Another successful week comes to an end with the young legal brains making yet another great step in their quest for legal excellence. Unlike previous lessons, this one was a great shift from the classroom-based approach traditionally used for conferment of legal information on the country’s future leaders. Prof. Githu Muigai, a man whose star-studded reputation precedes him, graced our Legal systems and methods on the 18th of August 2021. Our great respect for the former Attorney General of this nation forbids us from committing the great injustice that would be limiting the numerous activities he’s undertaken in bettering the country’s the legal side of things to mere words.

When asked, “how did you get here?”, as so often prompted by legal freshmen, the good professor attributed his success to passion. He termed this as the inextinguishable fire in his belly that burns eternally. Armed with great zeal, Prof. Muigai believes, no task will appear taxing. Prof. Muigai, who holds a Bachelor of Laws and PhD from the University of Nairobi and a Master of Laws from the Columbia University to state but a few of his academic qualifications, acknowledged the importance of proper understanding in a particular area in crafting a holistically bred lawyer.

Legal Excellence

Furthermore, Prof. Muigai viewed lawyers as having a great responsibility in not only shaping the nation’s policies but also those of the world using not only transformative but inclusive policymaking. He challenged us to approach everything from that very moment open-mindedly. He challenged us not to limit our thoughts locally in matters of career choices but to go take advantage of international opportunities.
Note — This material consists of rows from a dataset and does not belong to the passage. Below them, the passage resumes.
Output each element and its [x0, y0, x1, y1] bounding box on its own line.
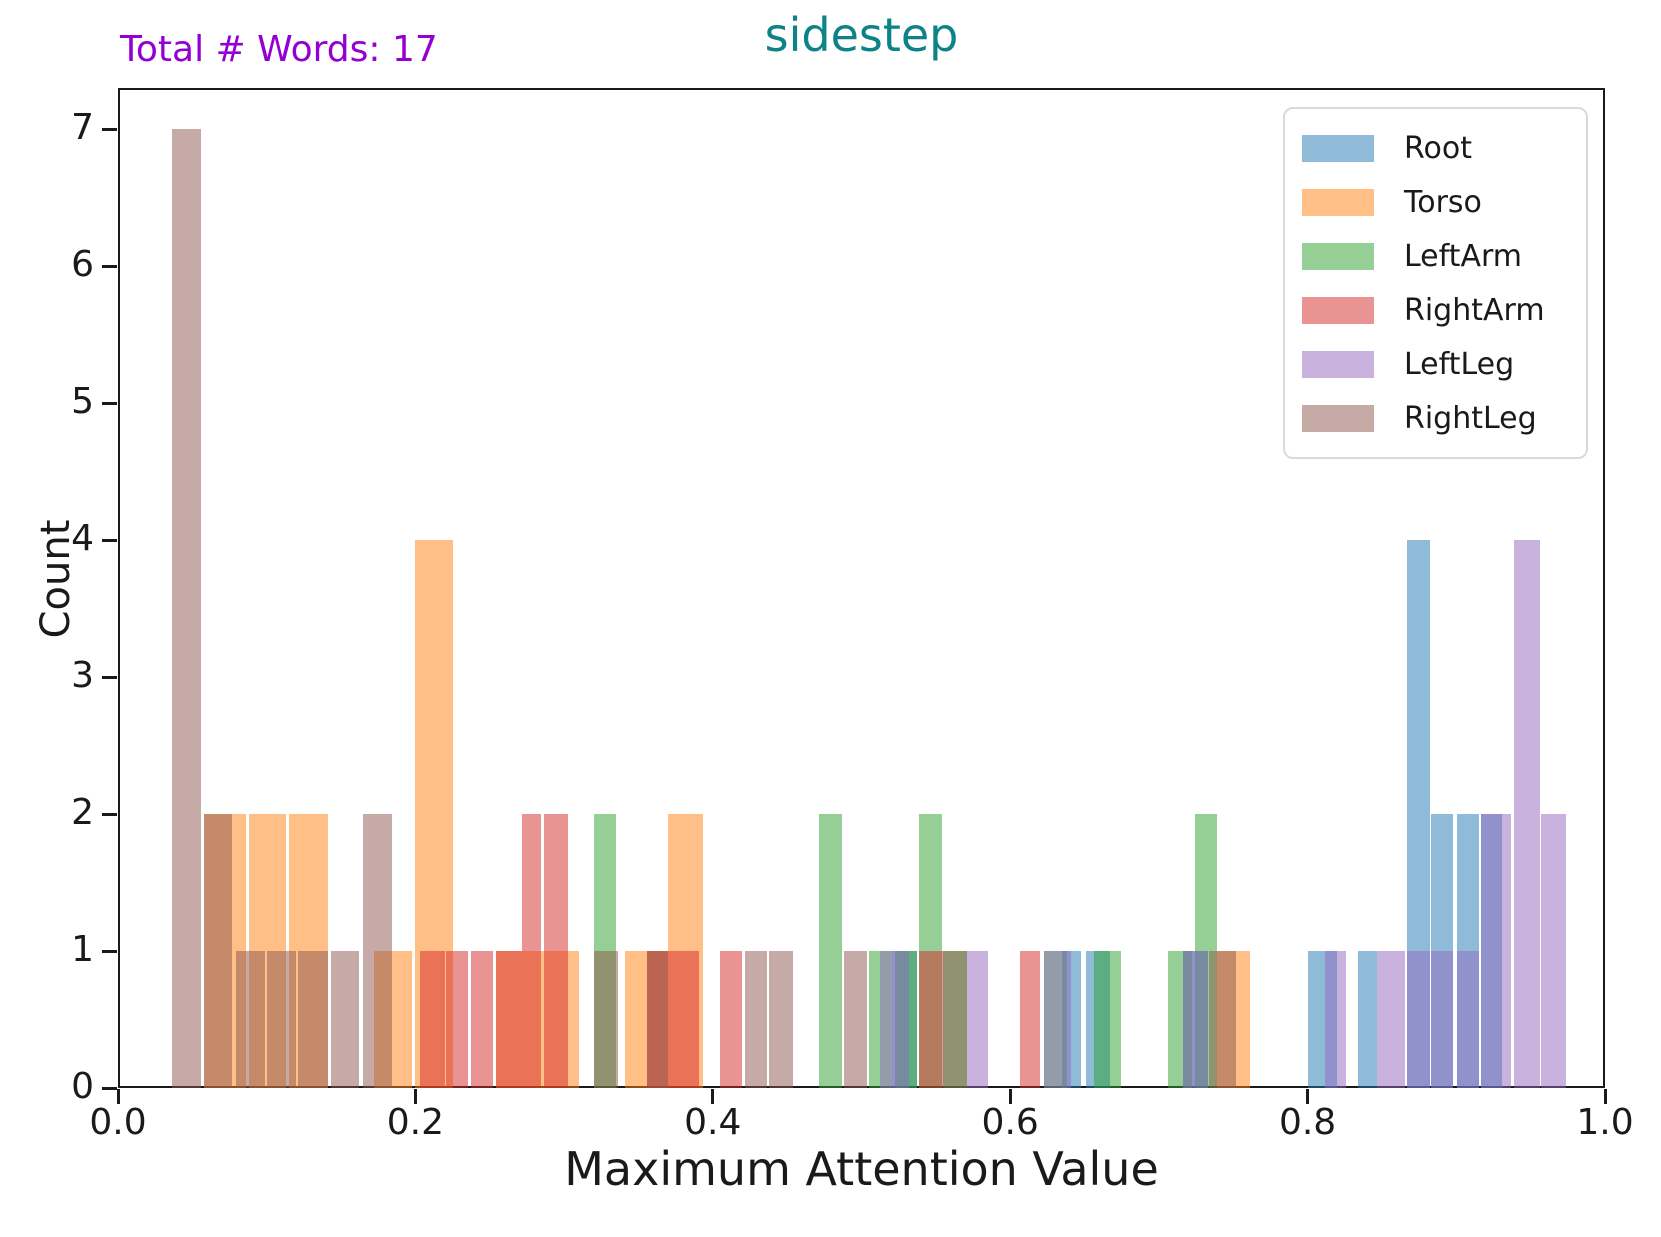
legend-item-rightleg: RightLeg — [1302, 391, 1572, 445]
bar-rightarm — [919, 951, 943, 1088]
bar-leftleg — [1376, 951, 1405, 1088]
x-tick-label: 1.0 — [1576, 1102, 1634, 1143]
bar-leftleg — [1325, 951, 1347, 1088]
bar-rightleg — [844, 951, 868, 1088]
bar-root — [1358, 951, 1377, 1088]
legend-label: Root — [1404, 130, 1472, 166]
chart-title: sidestep — [764, 8, 959, 62]
x-tick-mark — [1603, 1089, 1607, 1104]
legend-label: Torso — [1404, 184, 1482, 220]
legend: Root Torso LeftArm RightArm LeftLeg RightLeg — [1283, 107, 1588, 459]
legend-swatch-rightarm — [1302, 296, 1374, 324]
y-tick-label: 5 — [71, 381, 94, 423]
legend-item-rightarm: RightArm — [1302, 283, 1572, 337]
legend-swatch-torso — [1302, 188, 1374, 216]
bar-leftleg — [1406, 951, 1430, 1088]
y-tick-label: 4 — [71, 518, 94, 560]
total-words-annotation: Total # Words: 17 — [120, 29, 438, 70]
legend-swatch-root — [1302, 134, 1374, 162]
legend-label: LeftArm — [1404, 238, 1522, 274]
plot-area — [118, 88, 1605, 1088]
bar-rightleg — [745, 951, 767, 1088]
bar-leftarm — [819, 814, 842, 1088]
x-tick-mark — [413, 1089, 417, 1104]
y-axis-label: Count — [33, 519, 79, 639]
bar-rightarm — [719, 951, 742, 1088]
y-tick-mark — [102, 401, 117, 405]
bar-leftleg — [880, 951, 909, 1088]
bar-rightleg — [330, 951, 359, 1088]
legend-swatch-rightleg — [1302, 404, 1374, 432]
y-tick-label: 1 — [71, 929, 94, 970]
bar-leftleg — [1431, 951, 1454, 1088]
y-tick-label: 3 — [71, 655, 94, 696]
legend-swatch-leftarm — [1302, 242, 1374, 270]
y-tick-label: 2 — [71, 792, 94, 833]
bar-rightleg — [297, 951, 328, 1088]
bar-rightleg — [1208, 951, 1237, 1088]
x-tick-mark — [1008, 1089, 1012, 1104]
y-tick-mark — [102, 127, 117, 131]
bar-rightarm — [471, 951, 494, 1088]
bar-rightarm — [446, 951, 469, 1088]
y-tick-mark — [102, 264, 117, 268]
bar-leftleg — [1043, 951, 1072, 1088]
y-tick-mark — [102, 949, 117, 953]
y-tick-label: 0 — [71, 1066, 94, 1107]
y-tick-mark — [102, 812, 117, 816]
bar-leftleg — [1457, 951, 1480, 1088]
legend-item-leftleg: LeftLeg — [1302, 337, 1572, 391]
bar-leftleg — [967, 951, 989, 1088]
bar-rightarm — [521, 814, 541, 1088]
bar-rightarm — [420, 951, 445, 1088]
bar-leftleg — [1541, 814, 1567, 1088]
x-tick-mark — [1306, 1089, 1310, 1104]
bar-rightleg — [646, 951, 669, 1088]
x-tick-label: 0.4 — [684, 1102, 742, 1143]
bar-rightleg — [593, 951, 618, 1088]
y-tick-mark — [102, 675, 117, 679]
legend-label: RightArm — [1404, 292, 1545, 328]
legend-item-leftarm: LeftArm — [1302, 229, 1572, 283]
legend-swatch-leftleg — [1302, 350, 1374, 378]
y-tick-mark — [102, 538, 117, 542]
bar-rightarm — [1020, 951, 1041, 1088]
bar-rightleg — [235, 951, 266, 1088]
bar-rightarm — [496, 951, 522, 1088]
x-axis-label: Maximum Attention Value — [564, 1142, 1159, 1196]
x-tick-label: 0.0 — [89, 1102, 147, 1143]
bar-rightleg — [266, 951, 297, 1088]
legend-label: RightLeg — [1404, 400, 1537, 436]
bar-rightleg — [363, 814, 392, 1088]
x-tick-mark — [116, 1089, 120, 1104]
legend-item-torso: Torso — [1302, 175, 1572, 229]
x-tick-label: 0.6 — [981, 1102, 1039, 1143]
y-tick-mark — [102, 1086, 117, 1090]
x-tick-label: 0.2 — [386, 1102, 445, 1143]
y-tick-label: 6 — [71, 244, 94, 286]
x-tick-label: 0.8 — [1278, 1102, 1337, 1143]
legend-label: LeftLeg — [1404, 346, 1515, 382]
bar-leftleg — [1514, 540, 1541, 1088]
bar-leftarm — [1094, 951, 1121, 1088]
bar-rightleg — [769, 951, 793, 1088]
y-tick-label: 7 — [71, 107, 94, 149]
bar-rightleg — [943, 951, 968, 1088]
bar-leftleg — [1480, 814, 1512, 1088]
bar-rightleg — [171, 129, 202, 1088]
bar-rightleg — [204, 814, 233, 1088]
bar-leftleg — [1183, 951, 1208, 1088]
bar-rightarm — [544, 814, 569, 1088]
legend-item-root: Root — [1302, 121, 1572, 175]
x-tick-mark — [711, 1089, 715, 1104]
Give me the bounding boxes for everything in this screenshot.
In addition, he stressed the role of morality in a lawyer’s life. He termed it as a compass necessary on the legal journey without which one loses ethical bearing. Prof. Muigai then proceeded stating the existence of moments when his moral obligation was put to the test. Indeed, morality trumped his personal predilections on all those instances.

Of bar exams

With clarity of one’s goals and objectives, the good professor submitted that one would not engage in side shows. He drew reference to what he termed as a poorly run Law Society of Kenya (LSK) where personal quests for political supremacy have embattled the honourable institution. Clarity aids preparation, especially in the Bar examinations where he defended the marking process of the Kenya School of Law. He believes the marking process is a highly professional affair and with proper preparation, one will be sure to pass and thereafter admission to the bar.

With that, Prof. Muigai concluded his presentation truly leaving us better than he found us. Our sincerest gratitude goes out to our lecturer Mr. Allan Mukuki for adopting this interactive approach on learning, Strathmore University and more particularly Strathmore Law School for the opportunities of interacting with the legal minds that have shaped the nation’s legal landscape for decades on end.

It was very interesting learning from those who’ve been there and done that. We am sure the first-year class will be one to watch with the main takeaway being passion! Passion! passion!